Kolmac offers tips for staying sober over the holidays
Staying sober over the holidays can be challenging for people in recovery. There are many social events and opportunities to drink alcohol or use drugs. Fortunately, Kolmac has many tips to help you maintain sobriety during the holidays. The key is to become familiar with these tips and to prepare for holiday events.
Start by setting goals for the holidays
You should start by setting a realistic goal. This could be to get through the season without a relapse. After setting a goal, we recommend you follow these tips for staying sober over the holidays.
- Plan ahead. Be sure you know what events are coming up and make a game plan. If drugs or alcohol may be at an event, take time to prepare. Maybe even consider skipping an event if the risk is too great.
- Get help from friends. Think about bringing a sober friend with you to a work or family event. You may also want to tell a friend or your sponsor you will call them when the event is over to check in.

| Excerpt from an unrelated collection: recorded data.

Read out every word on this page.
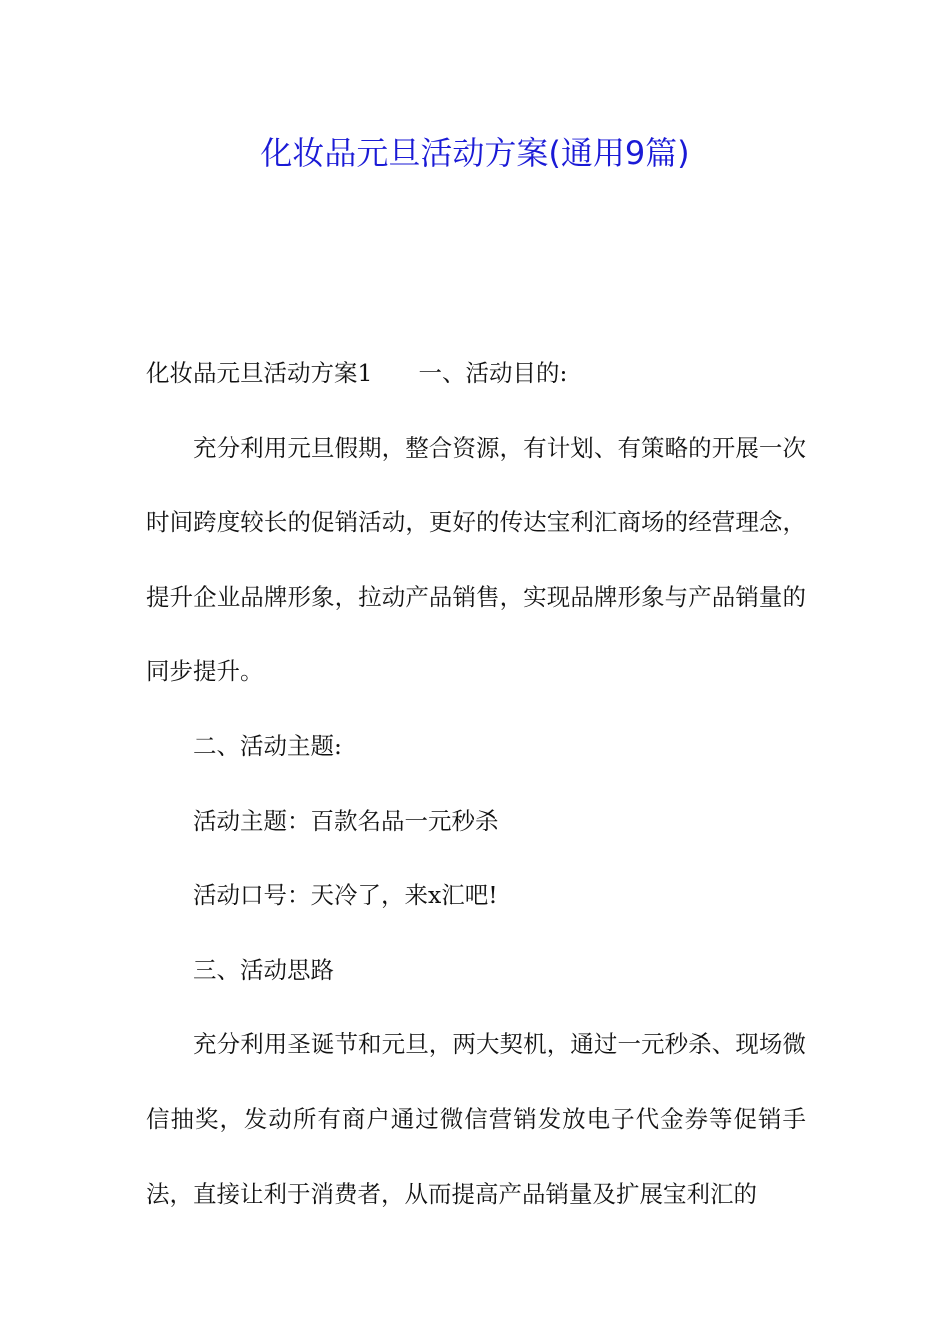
化妆品元旦活动方案(通用9篇)

化妆品元旦活动方案1 一、活动目的:

充分利用元旦假期，整合资源，有计划、有策略的开展一次时间跨度较长的促销活动，更好的传达宝利汇商场的经营理念，提升企业品牌形象，拉动产品销售，实现品牌形象与产品销量的同步提升。

二、活动主题:

活动主题：百款名品一元秒杀

活动口号：天冷了，来x汇吧!

三、活动思路

充分利用圣诞节和元旦，两大契机，通过一元秒杀、现场微信抽奖，发动所有商户通过微信营销发放电子代金券等促销手法，直接让利于消费者，从而提高产品销量及扩展宝利汇的
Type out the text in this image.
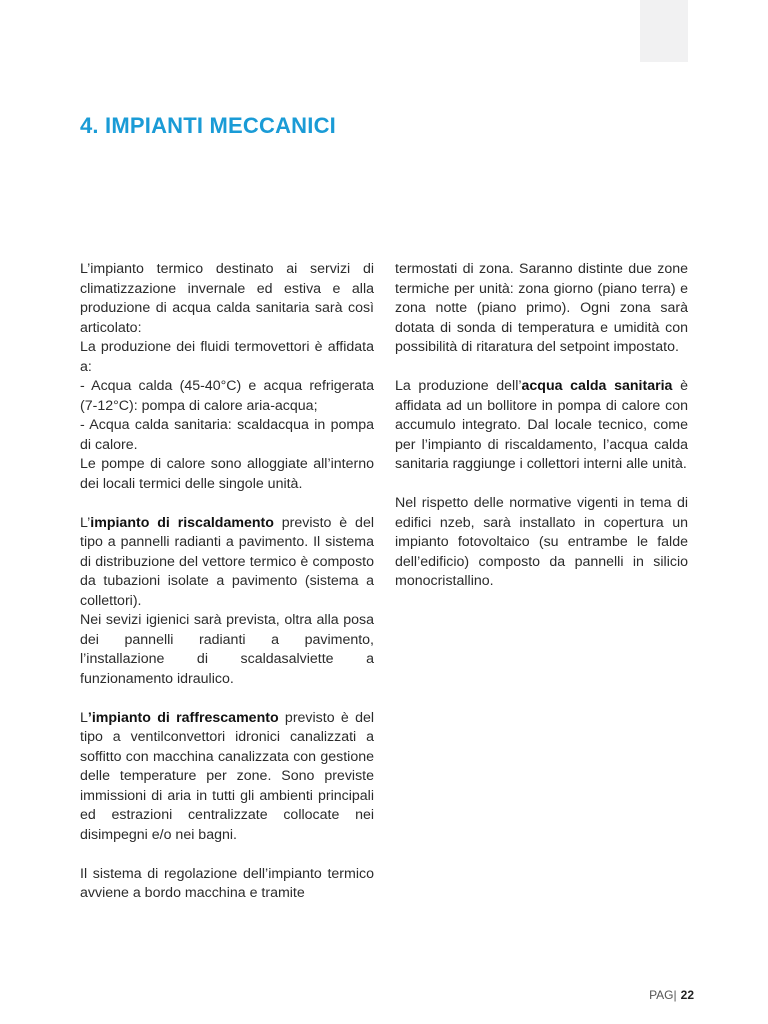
4. IMPIANTI MECCANICI

L’impianto termico destinato ai servizi di climatizzazione invernale ed estiva e alla produzione di acqua calda sanitaria sarà così articolato:

La produzione dei fluidi termovettori è affidata a:

- Acqua calda (45-40°C) e acqua refrigerata (7-12°C): pompa di calore aria-acqua;

- Acqua calda sanitaria: scaldacqua in pompa di calore.

Le pompe di calore sono alloggiate all’interno dei locali termici delle singole unità.

L’impianto di riscaldamento previsto è del tipo a pannelli radianti a pavimento. Il sistema di distribuzione del vettore termico è composto da tubazioni isolate a pavimento (sistema a collettori).

Nei sevizi igienici sarà prevista, oltra alla posa dei pannelli radianti a pavimento, l’installazione di scaldasalviette a funzionamento idraulico.

L’impianto di raffrescamento previsto è del tipo a ventilconvettori idronici canalizzati a soffitto con macchina canalizzata con gestione delle temperature per zone. Sono previste immissioni di aria in tutti gli ambienti principali ed estrazioni centralizzate collocate nei disimpegni e/o nei bagni.

Il sistema di regolazione dell’impianto termico avviene a bordo macchina e tramite

termostati di zona. Saranno distinte due zone termiche per unità: zona giorno (piano terra) e zona notte (piano primo). Ogni zona sarà dotata di sonda di temperatura e umidità con possibilità di ritaratura del setpoint impostato.

La produzione dell’acqua calda sanitaria è affidata ad un bollitore in pompa di calore con accumulo integrato. Dal locale tecnico, come per l’impianto di riscaldamento, l’acqua calda sanitaria raggiunge i collettori interni alle unità.

Nel rispetto delle normative vigenti in tema di edifici nzeb, sarà installato in copertura un impianto fotovoltaico (su entrambe le falde dell’edificio) composto da pannelli in silicio monocristallino.

PAG| 22
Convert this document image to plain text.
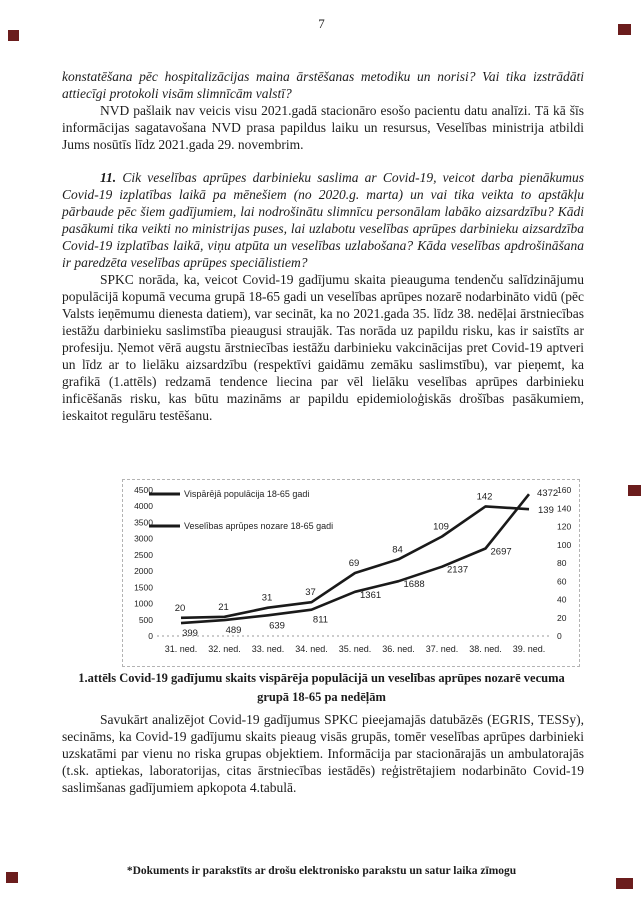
7

konstatēšana pēc hospitalizācijas maina ārstēšanas metodiku un norisi? Vai tika izstrādāti attiecīgi protokoli visām slimnīcām valstī?

NVD pašlaik nav veicis visu 2021.gadā stacionāro esošo pacientu datu analīzi. Tā kā šīs informācijas sagatavošana NVD prasa papildus laiku un resursus, Veselības ministrija atbildi Jums nosūtīs līdz 2021.gada 29. novembrim.

11. Cik veselības aprūpes darbinieku saslima ar Covid-19, veicot darba pienākumus Covid-19 izplatības laikā pa mēnešiem (no 2020.g. marta) un vai tika veikta to apstākļu pārbaude pēc šiem gadījumiem, lai nodrošinātu slimnīcu personālam labāko aizsardzību? Kādi pasākumi tika veikti no ministrijas puses, lai uzlabotu veselības aprūpes darbinieku aizsardzība Covid-19 izplatības laikā, viņu atpūta un veselības uzlabošana? Kāda veselības apdrošināšana ir paredzēta veselības aprūpes speciālistiem?

SPKC norāda, ka, veicot Covid-19 gadījumu skaita pieauguma tendenču salīdzinājumu populācijā kopumā vecuma grupā 18-65 gadi un veselības aprūpes nozarē nodarbināto vidū (pēc Valsts ieņēmumu dienesta datiem), var secināt, ka no 2021.gada 35. līdz 38. nedēļai ārstniecības iestāžu darbinieku saslimstība pieaugusi straujāk. Tas norāda uz papildu risku, kas ir saistīts ar profesiju. Ņemot vērā augstu ārstniecības iestāžu darbinieku vakcinācijas pret Covid-19 aptveri un līdz ar to lielāku aizsardzību (respektīvi gaidāmu zemāku saslimstību), var pieņemt, ka grafikā (1.attēls) redzamā tendence liecina par vēl lielāku veselības aprūpes darbinieku inficēšanās risku, kas būtu mazināms ar papildu epidemioloģiskās drošības pasākumiem, ieskaitot regulāru testēšanu.

4500
4000
3500
3000
2500
2000
1500
1000
500
0
160
140
120
100
80
60
40
20
0
31. ned. 32. ned. 33. ned. 34. ned. 35. ned. 36. ned. 37. ned. 38. ned. 39. ned.
Vispārējā populācija 18-65 gadi
Veselības aprūpes nozare 18-65 gadi
399	489	639
811
1361
1688
2137
2697
4372
20	21
31	37
69
84
109
142
139
1.attēls Covid-19 gadījumu skaits vispārēja populācijā un veselības aprūpes nozarē vecuma grupā 18-65 pa nedēļām

Savukārt analizējot Covid-19 gadījumus SPKC pieejamajās datubāzēs (EGRIS, TESSy), secināms, ka Covid-19 gadījumu skaits pieaug visās grupās, tomēr veselības aprūpes darbinieki uzskatāmi par vienu no riska grupas objektiem. Informācija par stacionārajās un ambulatorajās (t.sk. aptiekas, laboratorijas, citas ārstniecības iestādēs) reģistrētajiem nodarbināto Covid-19 saslimšanas gadījumiem apkopota 4.tabulā.

*Dokuments ir parakstīts ar drošu elektronisko parakstu un satur laika zīmogu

- Set limits. The holidays can be a stressful time of year. As a result, don’t feel bad about saying no or setting limits. Boundaries can help protect you from stress, which helps with staying sober over the holidays.
- Identify your triggers and avoid them. Avoid the situations, people and places that trigger you to drink or use drugs. Also pay attention to being hungry, angry, lonely and tired (“HALT”). These are vulnerable times during recovery.
- Keep your hands occupied. While at a party, keep a non-alcoholic beverage in your hand. This keeps your hands occupied, so people are less likely to ask if you need a drink.
- Let the host know your situation. That way they won’t take it personally if you need to leave early. You should also have an exit strategy. This could include having your car at the event so you can leave when you want.